Gilles, c'était Gilles Gendron, le directeur de l'école, où se déroulaient les activités socioculturelles de Mont-Laurier. Vous savez, celui qui avait discuté avec Nancy, la technicienne de scène qui s'était moquée des avances de Claude, qui déménagea plus tard en Californie pour n'avoir qu'une petite aventure avec Stacy dont le mari alcoolique ne s'était jamais rendu compte de quoi que ce soit? Gilles, c'est aussi celui qui avait remis une enveloppe à Nancy. Dans l'enveloppe, d'ailleurs, se trouvait un banal chèque pour payer la représentation de Hop-la!. Personne, à part peut-être Claude, n'avait vraiment remarqué monsieur Gendron ce soir-là. Pierre, un des acrobates, était même passé devant notre directeur d'école sans entendre le «Bravo pour votre specta...» qu'il lui marmonna timidement.
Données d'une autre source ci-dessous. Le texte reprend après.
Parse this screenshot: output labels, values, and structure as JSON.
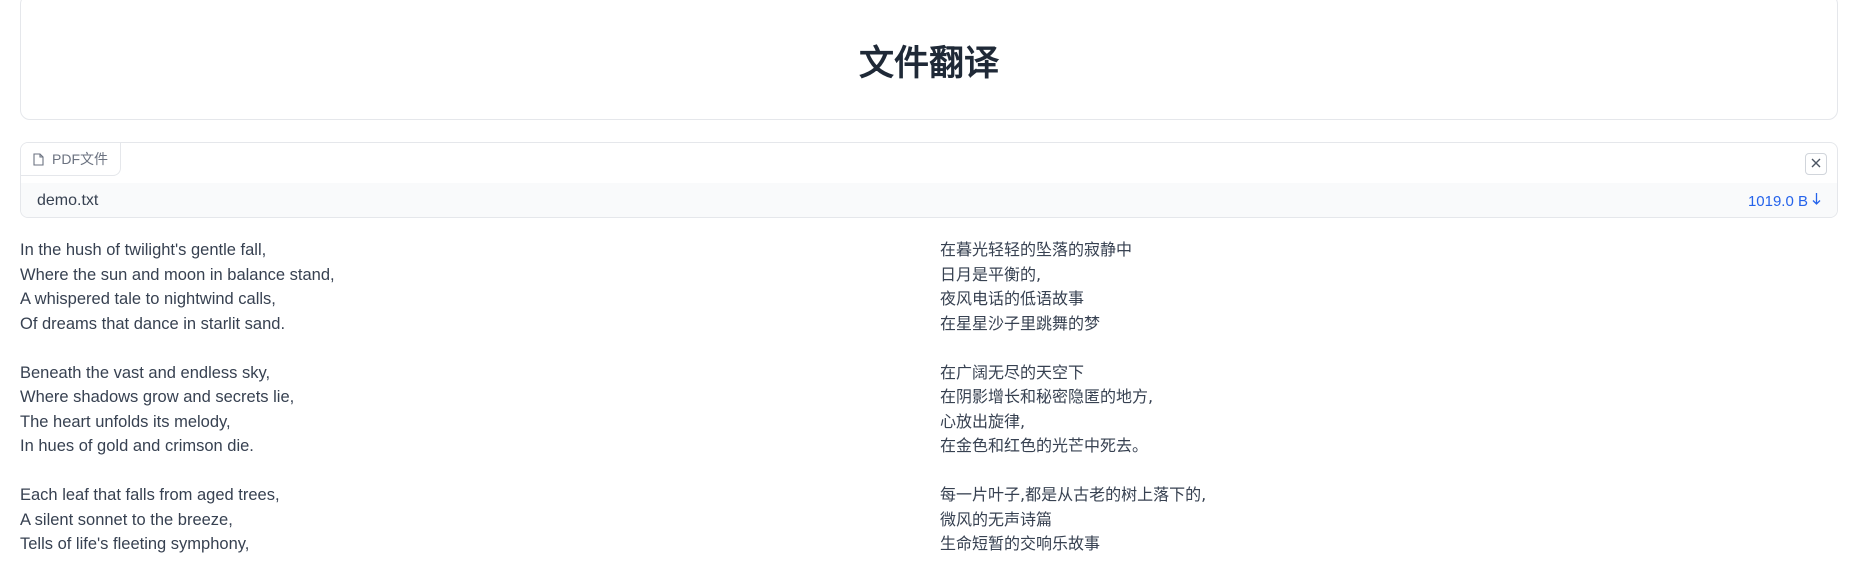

Gilles, pour plusieurs, paraissait froid, mais c'était mal le connaître. Il s'agissait plutôt de tiédeur. Gilles aimait la pêche, la motoneige, les spectacles d'humoristes et les excellents repas que préparait Jocelyne, son épouse, mais n'exprimait pas ces passions autrement que par des phrases trop longues, trop compliquées, insignifiantes. C'était la même chose avec ce qu'il détestait. Quand il expliquait son dédain pour les tomates crues, l'opéra, le thé vert ou les voitures compactes, par exemple, on ne savait jamais vraiment si, au fond, il aimait ou non. Tout en maladroites nuances, il tentait de communiquer en ne soulevant jamais les passions.
Que disait-il, au juste? Était-il pour ou contre? Peu importe. La plupart du temps, les autres ne lui laissaient pas terminer ses phrases ou feignaient d'écouter en pensant à une tactique pour s'enfuir.
Même lui, parfois, n'avait plus envie de s'entendre. Parler ou penser. Alors, il s'imaginait passer de l'avant-plan de son existence à l'arrière-plan. Il devenait un simple figurant dans sa vie. Loin, flou, insipide, il se trouvait à son meilleur. Un rôle secondaire, c'était, pour lui, déjà trop.